Han pasado cuatro años y casi habíamos olvidado aquellos tres meses y ocho días en los que estuvimos confinados, entre el 14 de marzo y el 21 de junio de 2020, bajo la amenaza de un hasta entonces desconocido coronavirus que derivó en pandemia. Cuesta revivir las sensaciones de incertidumbre, pánico incluso, en aquellas interminables horas pendientes de las comparecencias televisivas del tal Fernando Simón, director de Comunicación de Alertas y Emergencias Sanitarias, el recuento incesante y estremecedor de nuevos casos de contagio y de muerte, los kilométricos paseos por el pasillo o la terraza, las lecturas casi sin digerir, los cada vez menos entusiastas aplausos a los sanitarios, atentos a las efímeras salidas de los vecinos con perro o con la bolsa de la compra, los pedidos de intendencia on line… El tiempo y las ganas de vivir dejaron atrás aquella pesadilla aunque muchos tenemos el convencimiento de que aquel confinamiento dejó una huella permanente en la salud mental de nuestra sociedad.

Han pasado cuatro años de aquel confinamiento, y aunque ya sabíamos que mientras el virus hacía estragos hubo transgresores insensatos dispuestos al contagio propio y ajeno, nos vamos enterando de otro género de personal que aprovechó la pandemia para dedicarse al pillaje rápido y desmesurado. Mientras los hospitales no daban abasto, los muertos se apilaban en los depósitos y la ciudadanía confinada aprendía de memoria cada rincón de su casa, derrochaban libres su actividad pillos, comisionistas, intermediarios, negociantes, agentes con proximidad al poder y sinvergüenzas de todo pelaje que aprovecharon la oportunidad para forrarse sin ningún pudor, para ganar dinero, y mucho, a cuenta del caos institucional, sanitario y social que supuro afrontar aquella situación.

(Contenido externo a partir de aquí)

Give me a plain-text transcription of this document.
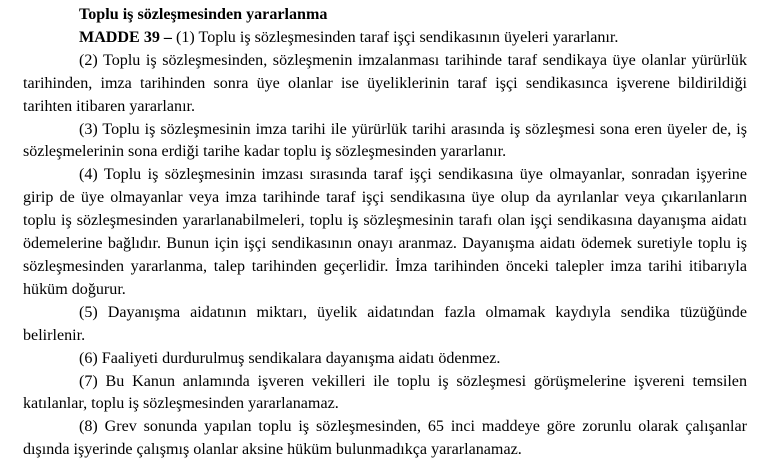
Toplu iş sözleşmesinden yararlanma

MADDE 39 – (1) Toplu iş sözleşmesinden taraf işçi sendikasının üyeleri yararlanır.

(2) Toplu iş sözleşmesinden, sözleşmenin imzalanması tarihinde taraf sendikaya üye olanlar yürürlük tarihinden, imza tarihinden sonra üye olanlar ise üyeliklerinin taraf işçi sendikasınca işverene bildirildiği tarihten itibaren yararlanır.

(3) Toplu iş sözleşmesinin imza tarihi ile yürürlük tarihi arasında iş sözleşmesi sona eren üyeler de, iş sözleşmelerinin sona erdiği tarihe kadar toplu iş sözleşmesinden yararlanır.

(4) Toplu iş sözleşmesinin imzası sırasında taraf işçi sendikasına üye olmayanlar, sonradan işyerine girip de üye olmayanlar veya imza tarihinde taraf işçi sendikasına üye olup da ayrılanlar veya çıkarılanların toplu iş sözleşmesinden yararlanabilmeleri, toplu iş sözleşmesinin tarafı olan işçi sendikasına dayanışma aidatı ödemelerine bağlıdır. Bunun için işçi sendikasının onayı aranmaz. Dayanışma aidatı ödemek suretiyle toplu iş sözleşmesinden yararlanma, talep tarihinden geçerlidir. İmza tarihinden önceki talepler imza tarihi itibarıyla hüküm doğurur.

(5) Dayanışma aidatının miktarı, üyelik aidatından fazla olmamak kaydıyla sendika tüzüğünde belirlenir.

(6) Faaliyeti durdurulmuş sendikalara dayanışma aidatı ödenmez.

(7) Bu Kanun anlamında işveren vekilleri ile toplu iş sözleşmesi görüşmelerine işvereni temsilen katılanlar, toplu iş sözleşmesinden yararlanamaz.

(8) Grev sonunda yapılan toplu iş sözleşmesinden, 65 inci maddeye göre zorunlu olarak çalışanlar dışında işyerinde çalışmış olanlar aksine hüküm bulunmadıkça yararlanamaz.
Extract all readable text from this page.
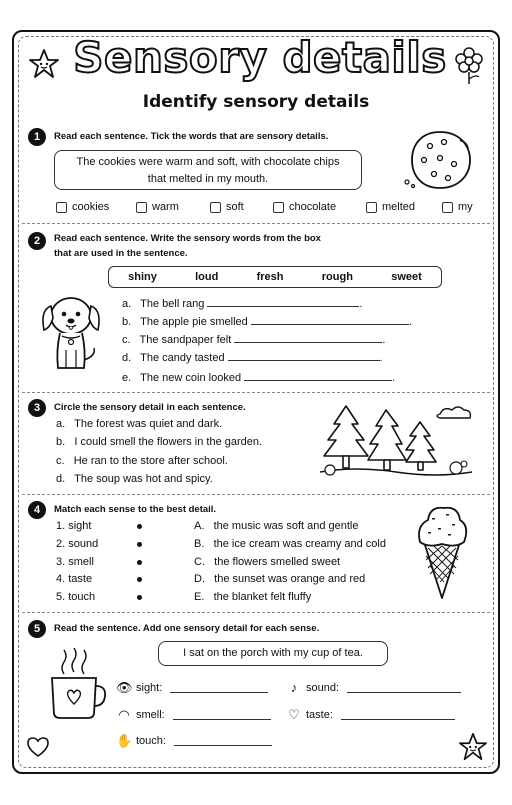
Sensory details
Identify sensory details
1	Read each sentence. Tick the words that are sensory details.
The cookies were warm and soft, with chocolate chips
that melted in my mouth.
cookies	warm	soft	chocolate	melted	my
2	Read each sentence. Write the sensory words from the box
that are used in the sentence.
shiny	loud	fresh	rough	sweet
a. The bell rang	.
b. The apple pie smelled	.
c. The sandpaper felt	.
d. The candy tasted	.
e. The new coin looked	.
3	Circle the sensory detail in each sentence.
a. The forest was quiet and dark.
b. I could smell the flowers in the garden.
c. He ran to the store after school.
d. The soup was hot and spicy.
4	Match each sense to the best detail.
1. sight
2. sound
3. smell
4. taste
5. touch
A. the music was soft and gentle
B. the ice cream was creamy and cold
C. the flowers smelled sweet
D. the sunset was orange and red
E. the blanket felt fluffy
5	Read the sentence. Add one sensory detail for each sense.
I sat on the porch with my cup of tea.
👁 sight:	♪ sound:
◠ smell:	♡ taste:
✋ touch:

Proliferaron los golfos que, arrimados al poder, se las apañaron para conseguir vía libre y manga ancha con tal de hacer llegar a manos de la autoridad –estatal, autonómica o local– los elementos sanitarios necesarios para afrontar una pandemia. Mascarillas, ropa protectora, test de diagnóstico, instrumental para tratamiento en UCI, en fin, toda una espléndida posibilidad de negocio que la panda de desaprensivos no estaba dispuestos a desperdiciar. Y como pagaba el dinero público, y como ningún gobernante o sátrapa quería figurar en las listas negras de los más infectados, ahora hemos visto que proliferaron los golfos empujándose a codazos a la caza del padrino que desde el poder firmase, del suministrador fullero que abasteciera cuanto antes, del intermediario tramposo que inventase empresas falsas y, hala, a facturar, que paga el gobernante. O sea, el contribuyente.

No todos estuvimos confinados, qué va, hubo mucho tráfico de maleantes de acá para allá logrando permisos, cerrando tratos en comidas y cenas, ajustando precios, distribuyendo comisiones, blanqueando capitales, derrochando mordidas y gratificando a padrinos. Y, claro, tampoco estaban confinados sino en plena actividad delincuente sinvergüenzas adjuntos a cargos políticos, parientes y colegas, que había dinero para todos. Y lo hubo, a manos llenas, aunque buena parte de la mercancía fuera inaprovechable y material de desecho.

Hemos visto ya mucha, demasiada corrupción protagonizada en el ejercicio de la política o sus aledaños. Y en ello están, en el lodazal del “y tú más”. Pero ningún episodio tan repugnante como el enriquecimiento desaforado, desalmado, a cuenta de una desgracia colectiva que se llevó por delante tantas vidas y de la que aún se sufren las consecuencias.